I spent about $7,000 on my excursion because I lived it up frivolously Down Under, but I could have experienced the country for half that.

When you dismiss something just because it seems impractical, you often miss genuine opportunities for personal and professional growth. Some chances present themselves only once. You just have to say "yes" and take the plunge.

You might even learn something along the way, too. For me, it was about adopting the Aussie mindset.

During my time in Australia, the relaxed lifestyle of the Aussies, Kiwis, and Europeans we met contrasted sharply with the "live to work" mentality so ingrained in American culture. To them, it isn't about your place in life or how you make a living; it's simply about living well.

Contrary to what many people think, this philosophy doesn't have to clash with being ambitious.

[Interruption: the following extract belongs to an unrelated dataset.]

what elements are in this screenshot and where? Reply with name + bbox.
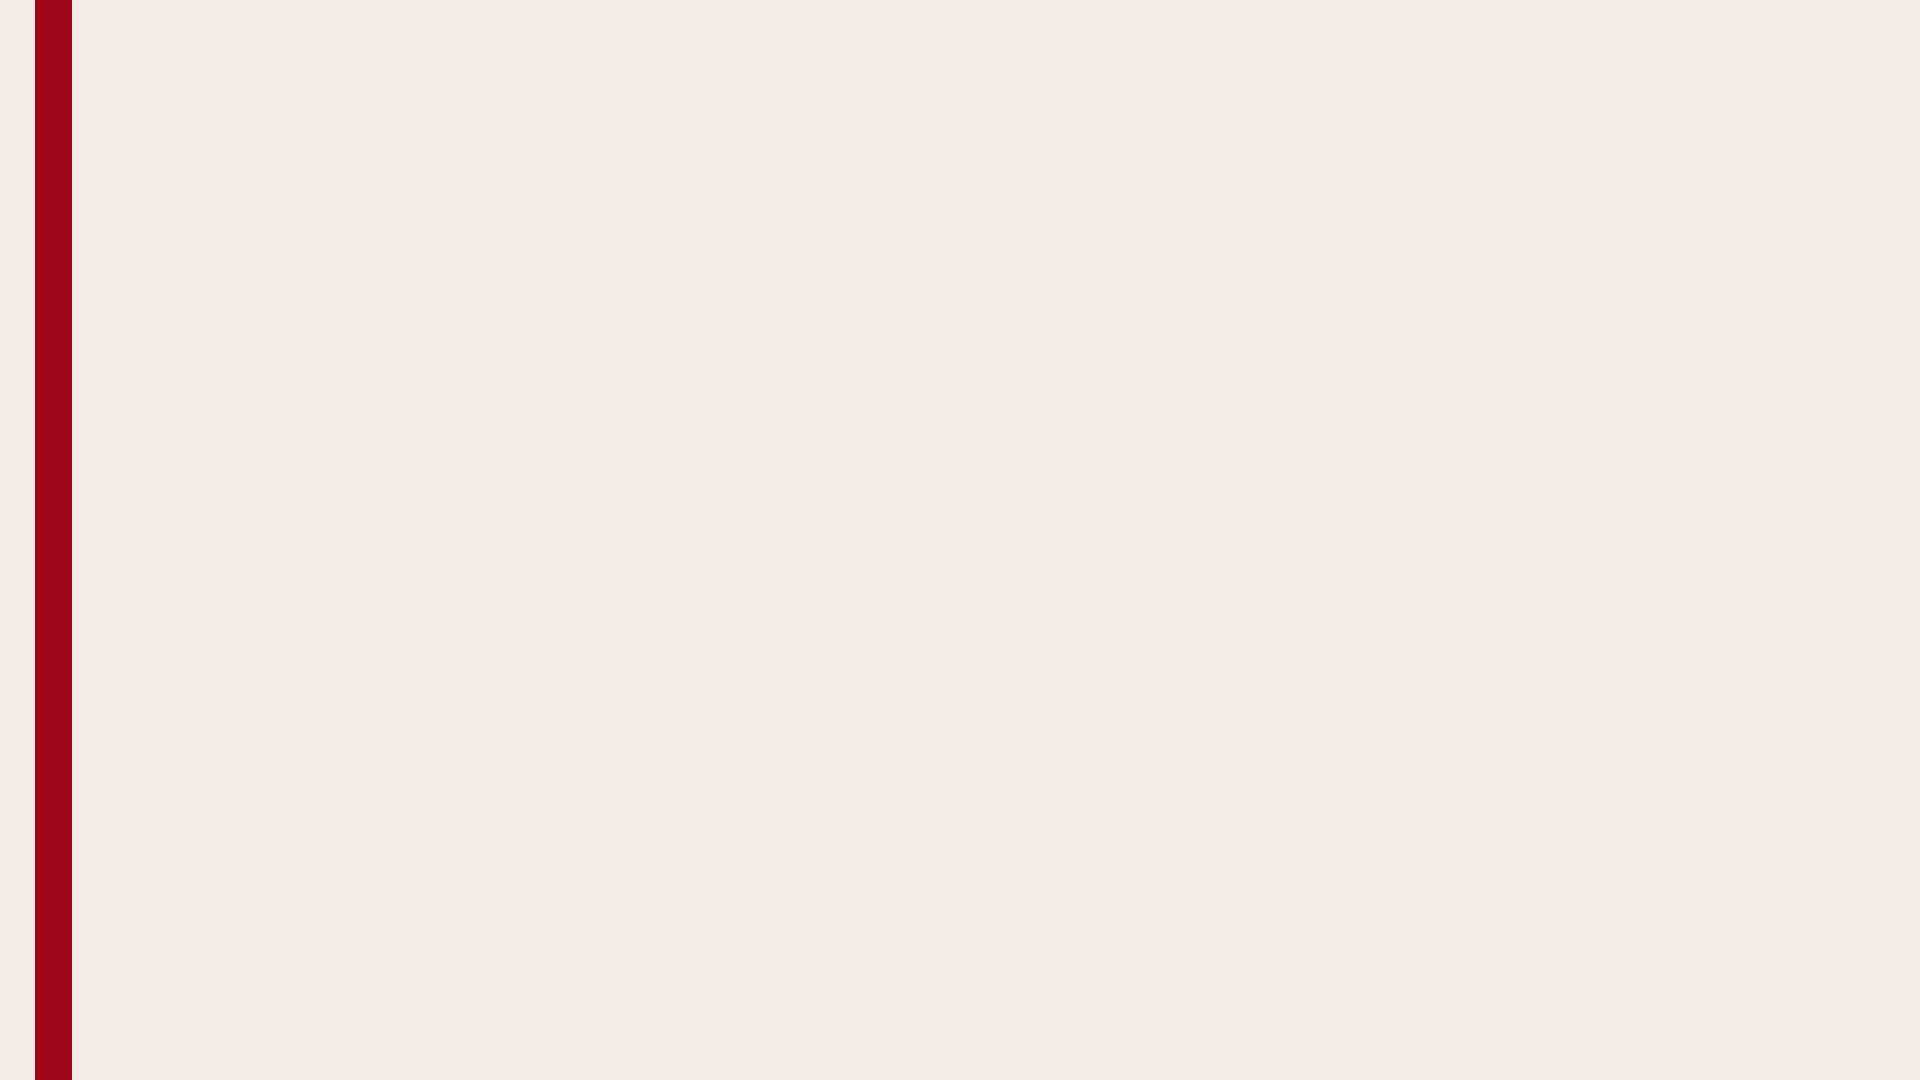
accent bar: crimson vertical stripe	[35, 0, 72, 1080]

It just means making a fun, fulfilling life your first priority.

My Australian vacation literally transformed my life. I recognized the value in working to live and adopted this philosophy to drive my personal and professional goals. Here's how working to live can transform your approach to work and life:

  • You begin to live without regrets. Why live each day in a way that will leave you kicking yourself down the road? Taking advantage of opportunities--and trying to be spontaneous--will expose you to more gratifying experiences.
  • Burnout is no longer an issue. Like most entrepreneurs, you probably rack up the hours trying to launch your business. You work weekends, opt out of social engagements, and put your health on the back burner. When you finally crash and burn, your venture will probably do the same. Enduring a miserable journey to reach a great destination just isn't sensible.
  • Work will fit into your life, not vice versa. Your job should work around your lifestyle, not control it. I identified the lifestyle I wanted, found a place that suited it, and then figured out what career to pursue there. That's the abbreviated story of how a stand-up paddleboard business became San Diego's fastest-growing company in 2014.
  • You adopt an "I can" mentality. Starting a business is similar to exploring a new country. It means venturing into unknown territory with an undetermined timeline. Only a small fraction of people try it because many think it's out of their reach. But if you're willing to challenge yourself, the experience may just change your life.

Putting personal fulfillment first is much easier said than done. But making a few simple changes in your life can get you on the road to living life to the fullest.

Here are some ways you can work on living:

  • Travel. Before formal education existed, the most educated people were the ones who traveled the world. While financial issues might be a serious problem for some, it's much easier to live cheaply abroad. In Australia, you can stay in a hostel for around $20 a night, cook your meals there, and enjoy store-bought beer on the patio with other guests instead of eating out and hitting the bars. Many backpackers work odd jobs as they go to pay for their travels, too.
  • Live with an open mind. Considering new and different perspectives is another important step in embracing life to the fullest. If you constantly criticize new ideas or ways of living--without attempting to understand them--you'll never experience the best things in life.
  • Educate yourself. The more effort you put into learning, the more you'll realize how little you know. Knowledge provides a level of empowerment. It inspires a genuine curiosity and instills a sense of duty to make the world a better place.
  • Confront your fears. We often fear things we don't fully understand. Forcing yourself to experience something new will not only alleviate your fears, but it will also expose you to thrilling opportunities and valuable life lessons. I was terrified of heights, so I forced myself to go bungee jumping in Australia. I still don't like heights, but my fear no longer keeps me from experiencing things like hiking the Grand Canyon. Address your fears, confront them directly, and you'll break down barriers in your life.

Working to live can have huge implications on your attitude toward life and business. And this goes beyond enjoying your job. Building your life around this philosophy and starting from a place that brings you joy and fulfillment will naturally translate into greater success in every aspect of your life. So put the excuses aside, go explore, and discover what your life is missing.